行政に関する法律は数が多すぎるので、一々勉強するのは無理なんですね。
そこで、勉強をする時には、「行政法」とひとくくりにして、行政に関する法律の一般の原理・原則を学んでいくんです。
その、行政法の一般原則の主なものとしては、
① 適正手続の原則
② 説明責任の原則
③ 信義誠実の原則
④ 権利濫用の禁止原則
⑤ 比例原則
⑥ 平等原則
などがあります。
今回はこのうち、①適正手続の原則についてご説明したいと思います。
刑事手続については、憲法31条で明確に適正手続の原則が定められています。
では、行政手続についてはどうなんでしょうか。
判例・学説ともに、適正手続の原則は行政手続についても適用されるとしています。
最高裁の判例としては次のようなものがあります。
Xさんは新規に個人タクシーの営業免許を、東京陸運局長に申請したところ、法律の要件をみたさないとして申請が却下されました。
そこで、Xさんは、次のような主張をしました。
東京陸運局長は、あらかじめ審査基準を定めて、その内容をXさんに告知し、Xさんに主張と証拠の提出の機会を与え、またその基準を一般に公表すべきだった。

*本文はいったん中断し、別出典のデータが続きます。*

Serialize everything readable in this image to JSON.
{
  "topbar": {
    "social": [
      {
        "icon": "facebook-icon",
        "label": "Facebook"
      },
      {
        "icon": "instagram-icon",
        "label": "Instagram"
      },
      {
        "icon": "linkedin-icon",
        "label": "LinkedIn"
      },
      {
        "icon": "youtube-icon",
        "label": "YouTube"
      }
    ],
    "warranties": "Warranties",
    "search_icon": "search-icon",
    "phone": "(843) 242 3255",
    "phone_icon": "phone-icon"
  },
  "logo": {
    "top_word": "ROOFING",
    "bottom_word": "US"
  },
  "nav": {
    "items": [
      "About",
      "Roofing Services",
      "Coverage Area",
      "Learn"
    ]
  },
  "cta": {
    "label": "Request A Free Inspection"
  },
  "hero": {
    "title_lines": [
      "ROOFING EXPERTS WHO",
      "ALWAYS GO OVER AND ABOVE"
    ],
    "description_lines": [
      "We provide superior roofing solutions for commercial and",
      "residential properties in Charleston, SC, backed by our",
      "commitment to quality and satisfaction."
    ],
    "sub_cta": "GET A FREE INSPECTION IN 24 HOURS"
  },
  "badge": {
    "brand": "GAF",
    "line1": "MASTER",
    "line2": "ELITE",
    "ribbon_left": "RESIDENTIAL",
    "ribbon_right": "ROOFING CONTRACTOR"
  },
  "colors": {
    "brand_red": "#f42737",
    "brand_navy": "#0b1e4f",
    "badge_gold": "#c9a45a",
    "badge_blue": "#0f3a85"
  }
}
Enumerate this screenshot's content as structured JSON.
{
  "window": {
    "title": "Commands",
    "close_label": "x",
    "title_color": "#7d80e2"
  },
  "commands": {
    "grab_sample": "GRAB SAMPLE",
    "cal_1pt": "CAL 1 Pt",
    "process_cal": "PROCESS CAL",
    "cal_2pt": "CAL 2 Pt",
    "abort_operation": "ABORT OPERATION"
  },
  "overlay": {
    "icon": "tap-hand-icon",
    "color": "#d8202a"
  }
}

しかし、東京陸運局長は、それをせずに申請を却下した。
これは、適正手続違反の違法があるとして、却下処分の取り消しを求めて訴訟を起こしました。
さて、手続違反だけを理由に、処分の取り消しを求めることは認められるのでしょうか。
最高裁の判例はこれを肯定しています。
東京陸運局長としては、許可・不許可の基準を内部的にせよ設定する必要があることを前提として、次のように言っています。
免許の申請人(Xさん)に対し、その主張と証拠の提出の提出の機会を与えなければならない。
免許の申請人(Xさん)は、このような公正な手続によって免許の許否につき判定を受けるべき法的権利を有するので、これに反して却下処分がなされた時はこの処分は違法となる。
結論としても、Xさんに対する却下処分を違法としました。
国や県・市は、色々な許認可権限を持っていますが、その許認可をする際に、手続は適正なものでなければならないということなんですね。